Virgule
Energie

L'Etat belge trouve un accord pour prolonger le nucléaire

L’accord encadre la rénovation et le redémarrage de deux réacteurs à la fin 2026, en dépit d'une décision ancienne d'en finir avec l'atome

Maintenir deux réacteurs en activité pour dix années supplémentaires lui permet de garder – au moins partiellement – la main sur sa destinée énergétique.

Maintenir deux réacteurs en activité pour dix années supplémentaires lui permet de garder – au moins partiellement – la main sur sa destinée énergétique. © PHOTO: Reuters

Max Helleff

L'Etat belge et l'énergéticien français Engie ont conclu lundi un accord qui établit les modalités du prolongement de l'activité de deux réacteurs, à savoir Doel 4 (Anvers) et Tihange 3 (Huy). Le texte met ainsi fin à plusieurs années d'incertitude quant à l'approvisionnement en électricité du pays au-delà de 2025, date à laquelle l'atome aurait dû être complètement abandonné. Mais il ne règle pas tout.

Lire aussi :Le nucléaire belge tourne en rond

L'accord fixe les contours de la création d'une structure juridique dédiée aux deux unités nucléaires, détenue à parité par l'État belge et par le groupe français. Il fixe également un plafonnement des coûts futurs liés au traitement des déchets issus de l'activité nucléaire, rassurant ainsi Engie qui voyait la facture grimper à chaque révision.

Garder la main sur sa destinée énergétique

La Belgique peut pousser un «ouf »de soulagement, car la prolongation des réacteurs concernés se concrétise grâce à cet accord. Au cas contraire, elle aurait dû s'en remettre plus largement à des fournisseurs étrangers pour son approvisionnement en électricité. Maintenir deux réacteurs en activité pour dix années supplémentaires lui permet de garder – au moins partiellement – la main sur sa destinée énergétique.

Mais il s'en est fallu de peu. En février dernier, il était encore question d'abandonner complètement l'atome en 2025. La guerre en Ukraine et la crise énergétique ont montré à quel point il pouvait être dangereux de dépendre du gaz russe, cette énergie étant censée pallier la production nationale d'électricité une fois les centrales nucléaires fermées. Le gouvernement De Croo n'a plus eu qu'à rétropédaler, arrachant non sans peine aux écologistes la prolongation de deux réacteurs.
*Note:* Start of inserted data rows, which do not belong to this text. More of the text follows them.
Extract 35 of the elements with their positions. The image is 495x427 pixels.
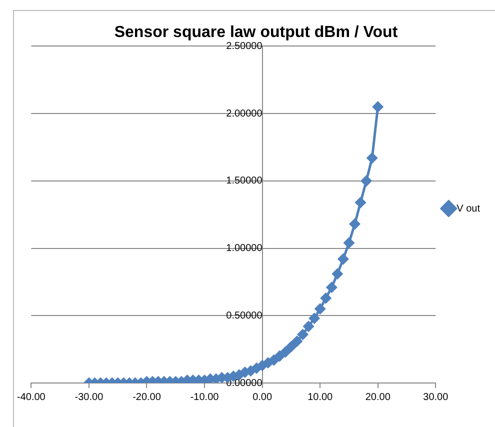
point [320, 292, 332, 304]
point [350, 218, 360, 230]
y-tick-label: 1.00000 [226, 243, 263, 254]
point [344, 238, 354, 248]
point [286, 341, 296, 352]
point [309, 313, 320, 324]
point [298, 329, 308, 340]
point [372, 102, 384, 112]
point [314, 304, 326, 314]
point [332, 268, 343, 280]
x-tick-label: -40.00 [17, 392, 46, 403]
point [280, 346, 291, 358]
point [251, 362, 262, 374]
point [268, 354, 280, 366]
x-tick-label: -30.00 [74, 392, 104, 403]
y-tick-label: 2.50000 [226, 40, 263, 52]
x-tick-label: -20.00 [132, 392, 162, 403]
legend-label: V out [456, 203, 480, 214]
x-tick-label: 30.00 [423, 392, 449, 403]
chart-title: Sensor square law output dBm / Vout [114, 24, 398, 42]
point [366, 152, 378, 164]
point [338, 254, 348, 264]
x-tick-label: 10.00 [308, 392, 334, 403]
y-tick-label: 2.00000 [226, 108, 263, 120]
point [361, 176, 372, 186]
point [274, 350, 285, 362]
point [355, 197, 366, 208]
point [326, 282, 337, 293]
x-tick-label: 0.00 [252, 392, 272, 403]
point [303, 321, 314, 332]
x-tick-label: 20.00 [365, 392, 391, 403]
point [292, 336, 302, 346]
y-tick-label: 1.50000 [226, 176, 263, 187]
x-tick-label: -10.00 [190, 392, 220, 403]
y-tick-label: 0.50000 [226, 310, 263, 322]
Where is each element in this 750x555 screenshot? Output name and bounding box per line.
Restait à convaincre Engie. A la fin 2020, l'énergéticien français qui exploite les centrales belges avait fait clairement comprendre au gouvernement qu'il ne fallait plus compter sur lui. A l'entendre, il était trop tard pour procéder aux investissements et aux travaux nécessaires à la prolongation des réacteurs.
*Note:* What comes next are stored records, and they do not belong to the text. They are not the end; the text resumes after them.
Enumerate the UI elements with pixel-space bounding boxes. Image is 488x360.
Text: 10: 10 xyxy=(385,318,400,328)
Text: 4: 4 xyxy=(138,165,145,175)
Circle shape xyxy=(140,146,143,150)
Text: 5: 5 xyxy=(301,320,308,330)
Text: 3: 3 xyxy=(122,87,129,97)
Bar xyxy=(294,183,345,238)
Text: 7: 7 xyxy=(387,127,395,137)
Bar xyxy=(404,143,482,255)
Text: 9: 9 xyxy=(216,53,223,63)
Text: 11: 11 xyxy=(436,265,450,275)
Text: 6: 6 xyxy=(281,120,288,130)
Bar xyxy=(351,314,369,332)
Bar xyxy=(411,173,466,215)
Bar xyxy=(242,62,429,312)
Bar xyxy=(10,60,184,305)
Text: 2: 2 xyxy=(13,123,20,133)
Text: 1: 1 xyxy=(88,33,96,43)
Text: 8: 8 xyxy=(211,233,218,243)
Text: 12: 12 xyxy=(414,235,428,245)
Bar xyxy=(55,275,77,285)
Depuis l'été dernier, les deux parties ont donc négocié ferme pour rattraper le temps perdu. L'accord obtenu stipule qu'Engie mettra « tout en œuvre » pour redémarrer les deux réacteurs le premier novembre 2026. Si rien ne change, les cinq autres réacteurs que compte le pays auront été définitivement fermés à cette date. Si rien ne change, répétons-le… Car plusieurs partis – le Mouvement réformateur libéral francophone en tête – ont fait valoir au cours des derniers mois que le maintien en activité de deux réacteurs ne suffirait pas à l'approvisionnement en électricité du pays.

Lire aussi :Le gouvernement De Croo face au black-out

Pour l'heure, le Premier ministre belge Alexander De Croo se veut rassurant. « Grâce à cet accord, Engie peut commencer immédiatement à demander les permis et études nécessaires à la prolongation. »
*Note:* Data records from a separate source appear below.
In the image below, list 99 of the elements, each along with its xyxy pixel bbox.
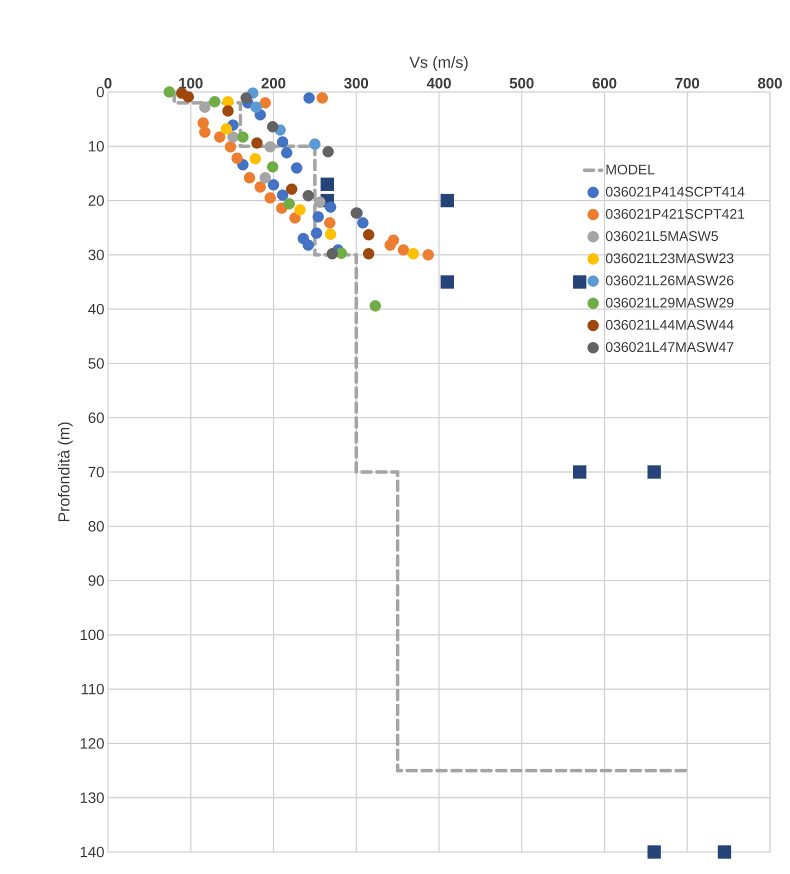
point (281, 147, 292, 158)
point (324, 201, 336, 213)
point (312, 211, 324, 223)
point (310, 227, 322, 239)
point (320, 178, 334, 191)
point (199, 126, 210, 138)
point (302, 239, 314, 251)
point (240, 92, 252, 104)
x-tick-label: 800 (758, 78, 782, 88)
point (276, 136, 288, 148)
y-tick-label: 0 (96, 86, 104, 98)
x-tick-label: 600 (592, 78, 616, 88)
x-tick-label: 200 (262, 78, 286, 88)
legend-label: 036021P421SCPT421 (606, 208, 744, 219)
point (244, 172, 256, 184)
x-tick-label: 300 (344, 78, 368, 88)
point (316, 92, 328, 104)
point (250, 102, 262, 113)
point (302, 190, 314, 202)
y-axis-title: Profondità (m) (58, 422, 73, 522)
x-tick-label: 100 (179, 78, 203, 88)
y-tick-label: 20 (88, 195, 104, 206)
point (370, 300, 381, 312)
point (250, 153, 261, 164)
point (264, 192, 276, 204)
point (573, 275, 586, 289)
point (309, 138, 321, 150)
point (237, 131, 249, 143)
point (326, 248, 338, 260)
point (264, 141, 276, 153)
y-tick-label: 100 (80, 630, 104, 640)
point (220, 123, 232, 135)
y-tick-label: 120 (80, 738, 104, 749)
y-tick-label: 40 (88, 304, 104, 314)
point (440, 275, 454, 289)
point (408, 248, 420, 260)
point (266, 121, 278, 132)
y-tick-label: 10 (89, 140, 104, 152)
point (324, 217, 336, 229)
point (260, 172, 271, 184)
point (286, 183, 298, 195)
point (290, 162, 302, 174)
point (284, 198, 295, 210)
point (336, 248, 348, 259)
point (647, 465, 661, 479)
point (266, 161, 278, 173)
x-tick-label: 700 (675, 78, 700, 88)
point (314, 196, 326, 208)
y-tick-label: 130 (80, 792, 104, 803)
y-tick-label: 110 (82, 684, 104, 694)
point (718, 845, 732, 859)
point (254, 181, 266, 193)
point (260, 97, 271, 109)
point (422, 249, 434, 261)
point (573, 465, 586, 479)
legend-label: MODEL (606, 164, 655, 174)
point (209, 96, 220, 108)
legend-label: 036021L29MASW29 (606, 298, 734, 308)
point (289, 212, 301, 224)
point (199, 102, 210, 113)
point (357, 217, 369, 229)
point (268, 179, 280, 191)
point (440, 194, 454, 208)
y-tick-label: 60 (88, 412, 104, 423)
point (222, 105, 234, 117)
point (276, 189, 288, 201)
point (182, 91, 194, 103)
x-tick-label: 400 (426, 78, 451, 88)
point (197, 117, 209, 129)
point (224, 141, 236, 153)
point (303, 92, 315, 104)
point (294, 204, 306, 216)
point (362, 229, 374, 240)
point (322, 146, 334, 158)
y-tick-label: 80 (88, 520, 104, 532)
y-tick-label: 90 (88, 575, 104, 586)
point (324, 228, 336, 240)
y-tick-label: 30 (88, 250, 104, 260)
x-tick-label: 500 (510, 78, 534, 88)
point (214, 131, 226, 143)
legend-label: 036021L44MASW44 (606, 320, 734, 330)
point (362, 248, 374, 260)
y-tick-label: 50 (88, 358, 104, 369)
point (164, 86, 175, 98)
point (251, 137, 263, 149)
point (398, 244, 410, 256)
y-tick-label: 70 (88, 466, 104, 478)
point (647, 845, 661, 859)
y-tick-label: 140 (80, 846, 104, 858)
legend-label: 036021L5MASW5 (606, 231, 718, 242)
legend-label: 036021P414SCPT414 (606, 186, 745, 197)
x-axis-title: Vs (m/s) (409, 56, 468, 72)
legend-label: 036021L26MASW26 (606, 276, 734, 286)
point (227, 131, 239, 143)
point (231, 152, 243, 164)
x-tick-label: 0 (104, 78, 112, 88)
legend-label: 036021L47MASW47 (606, 342, 734, 352)
legend-label: 036021L23MASW23 (606, 253, 734, 264)
point (388, 234, 400, 246)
L'accord prévoit qu'Engie et l'Etat belge géreront ensemble les réacteurs. Ce dernier récupère par la même occasion une partie de la capacité de décision centrée jusqu'ici sur la France. Le texte prévoit aussi une clé de calcul de la facture liée aux déchets nucléaires. Elle sera partagée entre Engie et l'Etat, sans que l'on sache à quelle hauteur. On n'en sait pas davantage sur la manière dont la Belgique va gérer à l'avenir ses déchets.

Politiquement, c'est une victoire pour les pronucléaires. Les écologistes expliquent pour leur part que la situation internationale et les risques qu'elle fait peser sur le pays exigeaient une solution forte. Mais personne n'est dupe : pour les Verts, la défaite est cinglante même s'ils ont pu montrer qu'ils pouvaient gouverner tout en laissant leurs dogmes de côté.